Project Seal heads up from Greg Bacon at Mr. Friend's blog:

That a tsunami could be artificially caused was proven by the military off New Zealand in the 1940s. A tactic that was considered for use during WWII as a way to attack Japan.

“Top-secret wartime experiments were conducted off the coast of Auckland to perfect a tidal wave bomb, declassified files reveal. An Auckland University professor seconded to the Army set off a series of underwater explosions triggering mini-tidal waves at Whangaparaoa in 1944 and 1945. Details of the tsunami bomb, known as Project Seal, are contained in 53-year-old documents released by the Ministry of Foreign Affairs and Trade.”

– From article in the New Zealand Herald (New Zealand’s leading newspaper), 9/25/1999

And

Former U.S. Secretary of Defense, William S. Cohen, April 28, 1997: "Others are engaging even in an eco- type of terrorism whereby they can alter the climate, set off earthquakes, volcanoes remotely through the use of electromagnetic waves."

And as Greg Bacon reveals:

Back in the late 1990's, the US Air Force put out a paper about how they would 'own the weather by 2025.'

Within a day or two, the Air Force disavowed what the colonel had wrote, but the truth had slipped out.

I think they're using a combination of technologies Tesla developed in the early 20th Century and their HAARP facilities that are scattered around the world to control weather patterns and even set off earthquakes.

The Ultimate Weapon of Mass Destruction: "Owning the Weather" for Military Use

Weather modification will become a part of domestic and international security and could be done unilaterally... It could have offensive and defensive applications and even be used for deterrence purposes. The ability to generate precipitation, fog, and storms on earth or to modify space weather, ... and the production of artificial weather all are a part of an integrated set of technologies which can provide substantial increase in US, or degraded capability in an adversary, to achieve global awareness, reach, and power. (US Air Force, emphasis added. Air University of the US Air Force, AF 2025 Final Report, http://www.au.af.mil/au/2025/ emphasis added)

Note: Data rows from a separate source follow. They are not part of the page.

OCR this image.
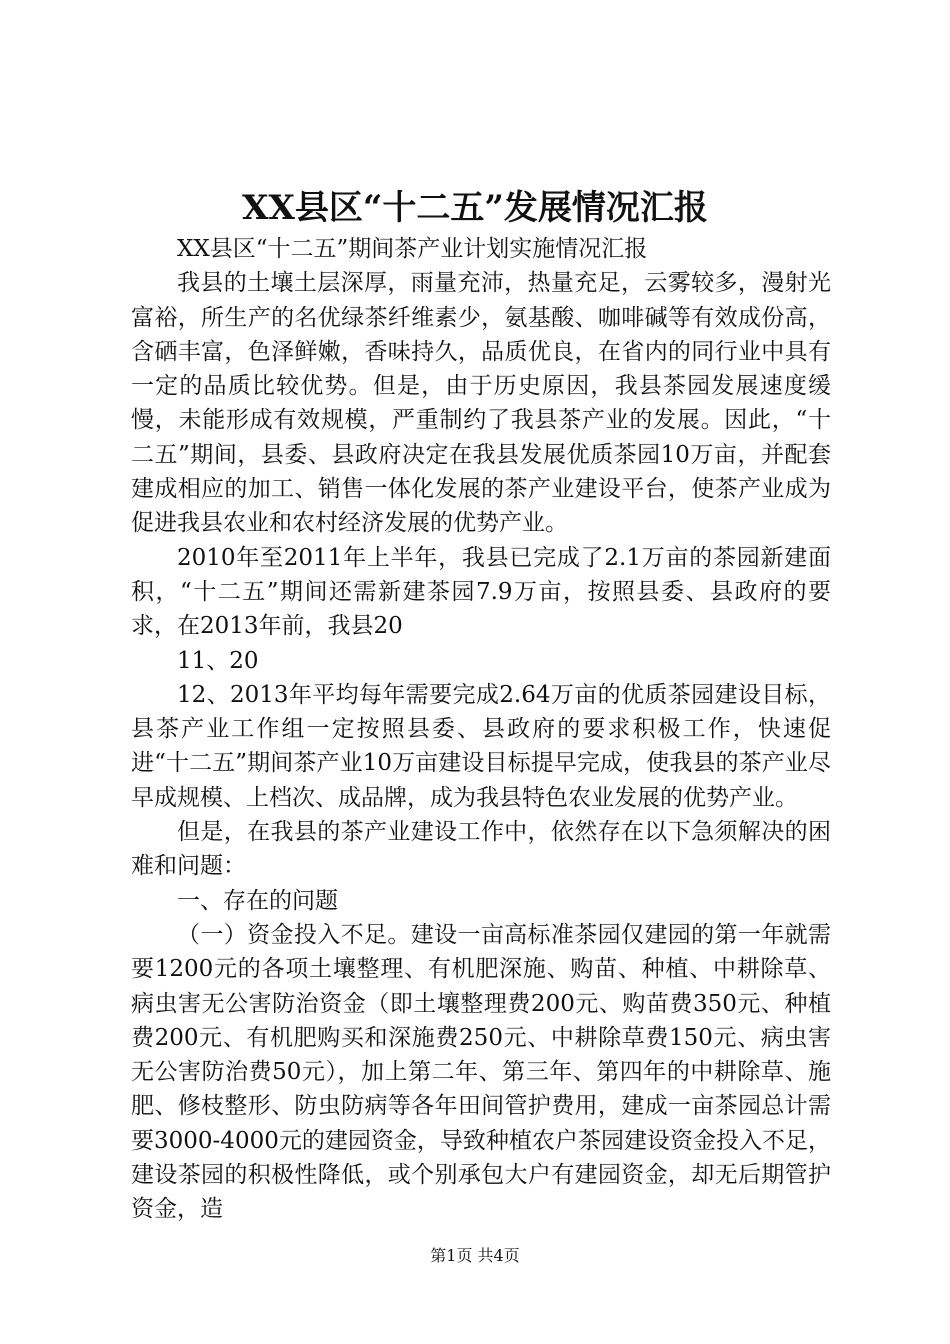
XX县区“十二五”发展情况汇报

XX县区“十二五”期间茶产业计划实施情况汇报

我县的土壤土层深厚，雨量充沛，热量充足，云雾较多，漫射光富裕，所生产的名优绿茶纤维素少，氨基酸、咖啡碱等有效成份高，含硒丰富，色泽鲜嫩，香味持久，品质优良，在省内的同行业中具有一定的品质比较优势。但是，由于历史原因，我县茶园发展速度缓慢，未能形成有效规模，严重制约了我县茶产业的发展。因此，“十二五”期间，县委、县政府决定在我县发展优质茶园10万亩，并配套建成相应的加工、销售一体化发展的茶产业建设平台，使茶产业成为促进我县农业和农村经济发展的优势产业。

2010年至2011年上半年，我县已完成了2.1万亩的茶园新建面积，“十二五”期间还需新建茶园7.9万亩，按照县委、县政府的要求，在2013年前，我县20

11、20

12、2013年平均每年需要完成2.64万亩的优质茶园建设目标，县茶产业工作组一定按照县委、县政府的要求积极工作，快速促进“十二五”期间茶产业10万亩建设目标提早完成，使我县的茶产业尽早成规模、上档次、成品牌，成为我县特色农业发展的优势产业。

但是，在我县的茶产业建设工作中，依然存在以下急须解决的困难和问题：

一、存在的问题

（一）资金投入不足。建设一亩高标准茶园仅建园的第一年就需要1200元的各项土壤整理、有机肥深施、购苗、种植、中耕除草、病虫害无公害防治资金（即土壤整理费200元、购苗费350元、种植费200元、有机肥购买和深施费250元、中耕除草费150元、病虫害无公害防治费50元），加上第二年、第三年、第四年的中耕除草、施肥、修枝整形、防虫防病等各年田间管护费用，建成一亩茶园总计需要3000-4000元的建园资金，导致种植农户茶园建设资金投入不足，建设茶园的积极性降低，或个别承包大户有建园资金，却无后期管护资金，造

第1页 共4页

I am not questioning whether the earthquake / tsunami was manmade or not - This video is just simply crappy. 

He makes several errors in judgement -

1.  States there was no earthquake when there obviously was

2.  States that Japanese acting unfazed by an earthquake is unusual (it isn't)

3.  States that there was no tsunami warning (there was 3 minutes after the quake started)

4.  Can't seem to remember that most of the structures in Banda Aceh were also left standing after a 9.1, centered very close to the area

And I could go on.

What is more interesting is how underwater faults differ from land faults, and how underwater faults may cause an earthquake to lose intensity.  The tidal wave itself is formed by the upward movement of the sea floor - so while the earthquake may not be as intense, the wave may still be:

??http://www.sciencedaily.com/videos/2007/1007-underwater_earthquakes.htm

"Snordelhans" is no expert on earthquakes, faults, or tsunamis and neither is Jim Stone.  I'm not pretending to be either, but I know a little from taking basic Geology (aka "rocks for jocks") at university.  They are making unsubstatiated claims which are easily debunked.

I also spent a long time in Japan, and have observed, many times, the Japanese reaction to quakes.  That is how they are trained.  The guy sitting at his desk typing (I am assuming this is the NHK building) is probably aware of being on camera and worried his boss might see him panic.  That's not unusual behavior there.  The book "Straitjacket Society" gives some insight on Japanese bureaucratic culture. 

The issues I have with the Fukushima quake are the date (another suspicious "11" date), Israeli security at the nuke plant, and the possiblity of Stuxnet being part of it all.